Ils appellent les citoyen(ne)s à se joindre aux différentes manifestations organisées sur les sites de production.
Cependant, les Verts ne peuvent s’empêcher d’alerter l’opinion sur ce qui relie cette secousse salariale au problème plus large du transport aérien. A l’heure où la raréfaction de la ressource pétrolière est de plus en plus prégnante, à l’heure où les effets des changements climatiques induits par les pollutions humaines sont de plus en plus sensibles, il est temps de dépasser la surprise qui révolte, et d’analyser l’évènement avec plus de lucidité. Il faut transformer ce drame en une véritable chance.
Depuis plusieurs années, les Verts dénoncent les non-sens écologiques et économiques de la gestion de l’entreprise Airbus. De l’éparpillement des sites de production, aux querelles inter-sites en passant par les travaux pharaoniques entrepris sur les finances publiques pour transporter les différents éléments de l’A 380 en Midi-Pyrénées, les indices d’une stratégie hasardeuse étaient nombreux.

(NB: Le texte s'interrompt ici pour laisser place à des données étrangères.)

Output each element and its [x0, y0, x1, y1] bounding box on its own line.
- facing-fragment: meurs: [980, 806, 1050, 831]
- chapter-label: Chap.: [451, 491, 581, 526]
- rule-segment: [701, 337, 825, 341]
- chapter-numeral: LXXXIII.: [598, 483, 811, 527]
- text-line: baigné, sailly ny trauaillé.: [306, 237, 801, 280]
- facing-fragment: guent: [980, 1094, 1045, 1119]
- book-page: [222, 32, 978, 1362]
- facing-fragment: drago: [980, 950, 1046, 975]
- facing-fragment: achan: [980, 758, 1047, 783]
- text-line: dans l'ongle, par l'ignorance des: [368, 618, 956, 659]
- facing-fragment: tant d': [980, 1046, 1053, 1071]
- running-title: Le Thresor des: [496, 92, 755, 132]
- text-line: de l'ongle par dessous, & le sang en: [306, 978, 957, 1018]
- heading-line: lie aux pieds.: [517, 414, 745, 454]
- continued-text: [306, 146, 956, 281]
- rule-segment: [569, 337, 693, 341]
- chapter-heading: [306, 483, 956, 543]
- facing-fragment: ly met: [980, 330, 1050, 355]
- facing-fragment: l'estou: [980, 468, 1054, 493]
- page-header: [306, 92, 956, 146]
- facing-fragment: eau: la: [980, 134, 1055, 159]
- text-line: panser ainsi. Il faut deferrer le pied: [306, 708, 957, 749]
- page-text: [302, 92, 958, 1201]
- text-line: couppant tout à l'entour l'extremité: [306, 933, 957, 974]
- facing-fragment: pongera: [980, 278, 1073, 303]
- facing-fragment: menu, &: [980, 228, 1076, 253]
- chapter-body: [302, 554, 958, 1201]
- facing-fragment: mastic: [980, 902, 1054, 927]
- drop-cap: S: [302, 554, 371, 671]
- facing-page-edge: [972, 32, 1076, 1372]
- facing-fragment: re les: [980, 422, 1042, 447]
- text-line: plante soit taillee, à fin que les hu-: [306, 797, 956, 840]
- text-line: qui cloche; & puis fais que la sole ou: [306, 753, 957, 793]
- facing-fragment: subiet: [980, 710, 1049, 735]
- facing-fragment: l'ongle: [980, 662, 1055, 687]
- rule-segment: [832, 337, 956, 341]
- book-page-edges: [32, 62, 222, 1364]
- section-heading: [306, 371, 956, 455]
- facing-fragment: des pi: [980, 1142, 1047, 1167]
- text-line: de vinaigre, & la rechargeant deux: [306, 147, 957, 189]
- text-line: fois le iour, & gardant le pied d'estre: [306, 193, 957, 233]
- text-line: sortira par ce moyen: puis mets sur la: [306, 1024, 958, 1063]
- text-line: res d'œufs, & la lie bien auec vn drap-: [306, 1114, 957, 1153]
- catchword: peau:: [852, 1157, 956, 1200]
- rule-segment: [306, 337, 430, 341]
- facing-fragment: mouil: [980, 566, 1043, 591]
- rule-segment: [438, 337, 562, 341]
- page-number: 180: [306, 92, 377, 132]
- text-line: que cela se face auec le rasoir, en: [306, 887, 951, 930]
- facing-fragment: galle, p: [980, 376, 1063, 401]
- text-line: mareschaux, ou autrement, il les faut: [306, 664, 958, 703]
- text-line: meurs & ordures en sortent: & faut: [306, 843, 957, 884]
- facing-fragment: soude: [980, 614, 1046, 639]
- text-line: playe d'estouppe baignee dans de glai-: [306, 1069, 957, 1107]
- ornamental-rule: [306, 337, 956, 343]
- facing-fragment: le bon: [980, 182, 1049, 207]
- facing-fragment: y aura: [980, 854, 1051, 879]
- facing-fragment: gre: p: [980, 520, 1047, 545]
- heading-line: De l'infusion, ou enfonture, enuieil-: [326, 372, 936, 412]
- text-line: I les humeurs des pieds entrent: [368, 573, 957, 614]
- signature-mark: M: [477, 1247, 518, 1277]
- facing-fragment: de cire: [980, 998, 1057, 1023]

La construction aéronautique, dans un champ où la mondialisation tend à réduire les acteurs aux plus gros, est un secteur particulièrement sensible aux fluctuations des échanges monétaires et au cours des matériaux, mais aussi aux stratégies des lobbies. Les commandes provoquant des embellies succèdent aux échecs commerciaux, et inversement. Ce fonctionnement par à-coups, qui puise dans les finances publiques quand il s’agit d’investissements lourds, et qui laisse d’un seul coup sur le carreau un nombre important de salariés, s’oppose aux principes du développement durable.
Plutôt que maintenir l’emploi dans ce secteur incertain, la puissance publique doit saisir l’opportunité pour lancer un vaste plan de reconversion sur des activités moins énergivores, et dont l’emploi ne sera soumis ni à des tentations de gigantisme, ni à une mondialisation cupide.
Qu’ils soient directement sous la tutelle d’Airbus ou qu’ils soient dans le périmètre des entreprises sous-traitantes, les salariés doivent pouvoir se réorienter vers un avenir professionnel stable et sécurisé.